Hans Erich Karl Albert Hermann[1] Blüher (* 17. Februar 1888 in Freiburg in Schlesien; † 4. Februar 1955 in Berlin) war ein antisemitischer und antifeministischer deutscher Schriftsteller und Philosoph. Als frühes Mitglied und „erster Historiker“ der Wandervogelbewegung erlangte er in jungen Jahren große Bekanntheit.
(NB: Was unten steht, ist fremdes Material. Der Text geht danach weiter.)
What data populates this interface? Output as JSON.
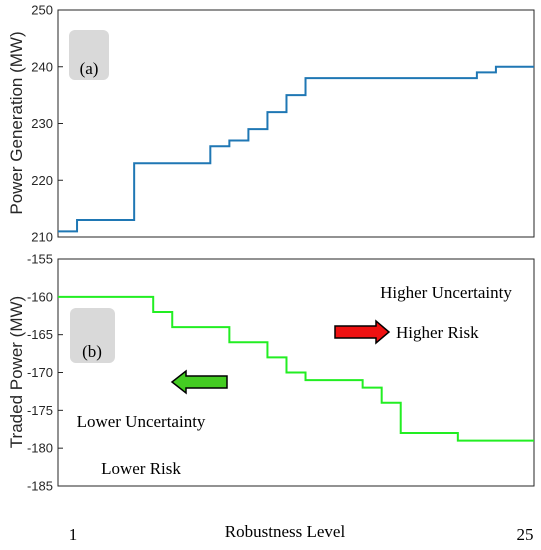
{
  "chart_data": [
    {
      "type": "line",
      "step": true,
      "panel_label": "(a)",
      "ylabel": "Power Generation (MW)",
      "ylim": [
        210,
        250
      ],
      "yticks": [
        210,
        220,
        230,
        240,
        250
      ],
      "xlim": [
        1,
        25
      ],
      "grid": false,
      "series": [
        {
          "color": "#1f77b4",
          "x": [
            1,
            2,
            3,
            4,
            5,
            6,
            7,
            8,
            9,
            10,
            11,
            12,
            13,
            14,
            15,
            16,
            17,
            18,
            19,
            20,
            21,
            22,
            23,
            24,
            25
          ],
          "values": [
            211,
            213,
            213,
            213,
            223,
            223,
            223,
            223,
            226,
            227,
            229,
            232,
            235,
            238,
            238,
            238,
            238,
            238,
            238,
            238,
            238,
            238,
            239,
            240,
            240
          ]
        }
      ]
    },
    {
      "type": "line",
      "step": true,
      "panel_label": "(b)",
      "ylabel": "Traded Power (MW)",
      "xlabel": "Robustness Level",
      "xtick_labels": [
        "1",
        "25"
      ],
      "ylim": [
        -185,
        -155
      ],
      "yticks": [
        -185,
        -180,
        -175,
        -170,
        -165,
        -160,
        -155
      ],
      "xlim": [
        1,
        25
      ],
      "grid": false,
      "series": [
        {
          "color": "#22ee22",
          "x": [
            1,
            2,
            3,
            4,
            5,
            6,
            7,
            8,
            9,
            10,
            11,
            12,
            13,
            14,
            15,
            16,
            17,
            18,
            19,
            20,
            21,
            22,
            23,
            24,
            25
          ],
          "values": [
            -160,
            -160,
            -160,
            -160,
            -160,
            -162,
            -164,
            -164,
            -164,
            -166,
            -166,
            -168,
            -170,
            -171,
            -171,
            -171,
            -172,
            -174,
            -178,
            -178,
            -178,
            -179,
            -179,
            -179,
            -179
          ]
        }
      ],
      "annotations": {
        "higher_uncertainty": "Higher Uncertainty",
        "higher_risk": "Higher Risk",
        "lower_uncertainty": "Lower Uncertainty",
        "lower_risk": "Lower Risk",
        "right_arrow_color": "#ee1111",
        "left_arrow_color": "#44cc22",
        "label_box_color": "#d9d9d9"
      }
    }
  ]
}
Teils interessiert aufgenommen, teils als skandalös empfunden und bekämpft wurden seine Ausführungen zu homosexuellen Aspekten im Wandervogelbetrieb, die Blüher bald darauf zu einer Theorie der männerbündischen Gesellschaft ausbaute.

Hans Blüher
Das Grab von Hans Blüher auf dem Friedhof Hermsdorf in Berlin.

In der Übergangsphase vom Kaiserreich zur Weimarer Demokratie atheistisch und zeitweise sozialistisch orientiert, entwickelte Blüher sich in den Jahren nach dem Ersten Weltkrieg zum Protestanten, Antisemiten, Antifeministen und Monarchieanhänger. Er gilt als Vertreter der Konservativen Revolution. Vom Nationalsozialismus wandte Blüher sich nach eigenen Angaben ab, nachdem 1934 der SA-Führer Ernst Röhm auf Befehl Hitlers ermordet worden war.

Seit 1924 lebte Blüher als freier Schriftsteller und Laienanalytiker[2] in Berlin-Hermsdorf. Hier arbeitete er nach seinem Rückzug aus dem öffentlichen Leben in der NS-Zeit an seinem 1949 erschienenen philosophischen Hauptwerk Die Achse der Natur.[3]